To reduce register pressure, I moved some frequently accessed data into shared memory. When I disabled compiler optimizations, it significantly reduced register usage and also greatly improved efficiency.
set(CMAKE_CUDA_FLAGS “${CMAKE_CUDA_FLAGS} O0 -g -G -keep”)
However, when I use the default compilation options, the register usage is even higher than before I used shared memory. I don’t fully understand why this is happening, but the performance is definitely better than when compiler optimizations were disabled.
In general, the CUDA compiler makes excellent trade-offs between performance and register usage. This means that attempts to squeeze register usage down are likely to highly likely to result in decreased performance, and this often applies even if higher occupancy is achieved.
This means that one needs to inspect the full code to come up with ideas that are even worth trying. Whatever you try, all performance assessments should always use release builds with full optimization. When it comes to performance, there is no useful information to be gleaned from debug builds.
Are you saying that your debug build actually runs faster than the release build of the exact same code? I would consider that near impossible; I certainly have never run across such a case.
When you say, register pressure has increased, do you mean, that it more likely uses local memory?
As you have an involved calculation, try to find out from SASS code, what values are stored in the registers and whether they make sense to be kept there.
The usual method to do that is either by using __launch_bounds__ or by using the -maxrregcount compile switch. Both of these are documented and also have numerous forum questions discussing them, so I won’t provide further discussion here.
As already indicated, casual usage of these methods is not likely to increase the performance of your code. On the contrary, their usage is more typically (in my experience) associated with reduced performance.
That’s typical, in any scenario. Trying to do serious coding analysis or code optimization analysis in my experience has little or no intersection with the use of -G. I don’t recommend it. It’s unlikely to give you meaningful guidance.

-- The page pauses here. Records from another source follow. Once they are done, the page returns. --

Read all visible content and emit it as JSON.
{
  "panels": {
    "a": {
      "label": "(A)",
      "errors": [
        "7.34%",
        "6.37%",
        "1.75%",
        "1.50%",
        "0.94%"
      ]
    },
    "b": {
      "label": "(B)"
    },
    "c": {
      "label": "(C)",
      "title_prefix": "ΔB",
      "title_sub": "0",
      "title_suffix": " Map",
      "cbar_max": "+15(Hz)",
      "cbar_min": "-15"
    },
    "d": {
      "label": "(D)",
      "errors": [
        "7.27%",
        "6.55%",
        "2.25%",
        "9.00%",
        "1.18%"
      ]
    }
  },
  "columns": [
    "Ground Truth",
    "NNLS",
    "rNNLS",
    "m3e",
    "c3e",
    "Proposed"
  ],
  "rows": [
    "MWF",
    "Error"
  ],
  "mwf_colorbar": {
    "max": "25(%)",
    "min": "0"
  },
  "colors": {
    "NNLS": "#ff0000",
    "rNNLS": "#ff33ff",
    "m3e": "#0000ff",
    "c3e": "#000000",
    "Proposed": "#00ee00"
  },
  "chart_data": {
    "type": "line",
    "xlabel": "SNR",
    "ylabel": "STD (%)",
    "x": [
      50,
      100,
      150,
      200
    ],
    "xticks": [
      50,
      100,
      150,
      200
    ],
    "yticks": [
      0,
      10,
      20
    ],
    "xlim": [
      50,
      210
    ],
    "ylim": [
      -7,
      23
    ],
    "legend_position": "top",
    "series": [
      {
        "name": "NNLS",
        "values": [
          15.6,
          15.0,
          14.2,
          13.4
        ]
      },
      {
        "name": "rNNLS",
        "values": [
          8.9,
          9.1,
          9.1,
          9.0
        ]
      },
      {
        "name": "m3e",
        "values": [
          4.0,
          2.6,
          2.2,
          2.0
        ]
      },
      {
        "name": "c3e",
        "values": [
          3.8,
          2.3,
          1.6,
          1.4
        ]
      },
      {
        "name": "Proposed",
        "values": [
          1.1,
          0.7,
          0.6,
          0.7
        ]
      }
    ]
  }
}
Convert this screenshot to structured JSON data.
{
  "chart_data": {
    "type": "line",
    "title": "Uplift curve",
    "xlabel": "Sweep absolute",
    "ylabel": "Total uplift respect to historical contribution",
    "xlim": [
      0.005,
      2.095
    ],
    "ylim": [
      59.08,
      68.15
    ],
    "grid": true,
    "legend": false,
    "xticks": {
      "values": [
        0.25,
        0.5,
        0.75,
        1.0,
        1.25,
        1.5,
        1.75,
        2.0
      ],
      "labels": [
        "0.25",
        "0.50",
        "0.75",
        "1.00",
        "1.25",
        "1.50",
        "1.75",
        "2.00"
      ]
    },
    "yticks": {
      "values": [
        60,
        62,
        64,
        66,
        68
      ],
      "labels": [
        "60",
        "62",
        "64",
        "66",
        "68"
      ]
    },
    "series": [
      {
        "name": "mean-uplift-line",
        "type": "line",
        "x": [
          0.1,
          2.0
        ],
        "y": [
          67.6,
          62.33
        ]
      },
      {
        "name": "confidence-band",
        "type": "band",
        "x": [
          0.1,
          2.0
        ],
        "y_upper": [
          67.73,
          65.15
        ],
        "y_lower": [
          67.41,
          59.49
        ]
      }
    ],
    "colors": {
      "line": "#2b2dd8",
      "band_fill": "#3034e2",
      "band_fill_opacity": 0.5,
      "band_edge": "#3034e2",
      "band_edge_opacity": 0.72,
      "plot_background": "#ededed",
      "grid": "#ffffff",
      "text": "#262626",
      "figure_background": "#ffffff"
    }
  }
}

There might have been a misunderstanding in my previous expression. The original code didn’t use shared memory, but compiler optimizations were enabled. After I made changes to use shared memory and disabled compiler optimizations, there was a significant performance improvement. In fact, if I enable compiler optimizations again after these changes, the performance will improve even further.
下面Nsight Compute给出的数据。
Compute(SM):7%
Memory:50%
This is the data obtained with compiler optimizations enabled.
My code is not fully utilizing the GPU’s capabilities; in fact, it can be considered quite inefficient.
Here are the recommendations provided by Nsight:
On average, each warp of this kernel spends 92.7 cycles being stalled waiting for a scoreboard dependency on a L1TEX (local, global, surface, texture) operation. Find the instruction producing the data being waited upon to identify the culprit. To reduce the number of cycles waiting on L1TEX data accesses verify the memory access patterns are optimal for the target architecture, attempt to increase cache hit rates by increasing data locality (coalescing), or by changing the cache configuration. Consider moving frequently used data to shared memory. This stall type represents about 90.4% of the total average of 102.5 cycles between issuing two instructions.
I believe the issue lies in the excessive use of registers, which has led to an Achieved Occupancy of only 41%. Given the GPU’s register count, each thread should ideally use 32 registers to achieve 100% SM utilization. However, currently, each thread is using 72 registers.
I have tried using the -maxrregcount option to limit the register usage. From the generated assembly instructions, it appears that the excess registers (beyond 32) are being placed in local memory. These data were originally in shared memory, and I believe local memory is not as efficient as shared memory. I don’t quite understand why the compiler is doing this. The result is not good at all—quite the opposite.
Another issue is related to the size of Waves Per SM. Is a larger value better or smaller?
From the data I’ve gathered, it seems that a larger value is better. When I split the loops in my code so that each thread performs only one operation, the efficiency is highest. However, this results in a significantly larger total number of threads.
But my experience tells me that thread switching incurs overhead. The optimal approach should be to use just enough threads to fully utilize the hardware resources, and then have each thread perform as many iterations as possible. However, in practice, this approach does not achieve better efficiency than the first one, which is quite puzzling to me.
Thank you for your reply. I have tried using -maxrregcount to limit the register usage, but the results were not good because the overflowed registers are placed in local memory.
I have provided a detailed description of my issue in another reply.
Your slow performance was neither because of register pressure nor occupancy nor missing optimization settings, but because you use dynamic indices to access arrays.
With dynamic I mean ones, which are not easily known and constant between all threads at compile-time or even dependent on loop iterators.
This prevents the arrays from being stored in registers and local memory (which is situated in global memory) has to be used.
Shared memory is another memory type, which can use dynamic indices, but I would believe that your accesses are still quite ineffective due to bank conflicts and probably you have quite a lot of shared memory accesses, so it could still (with preventing bank conflicts) be the bottleneck at the end.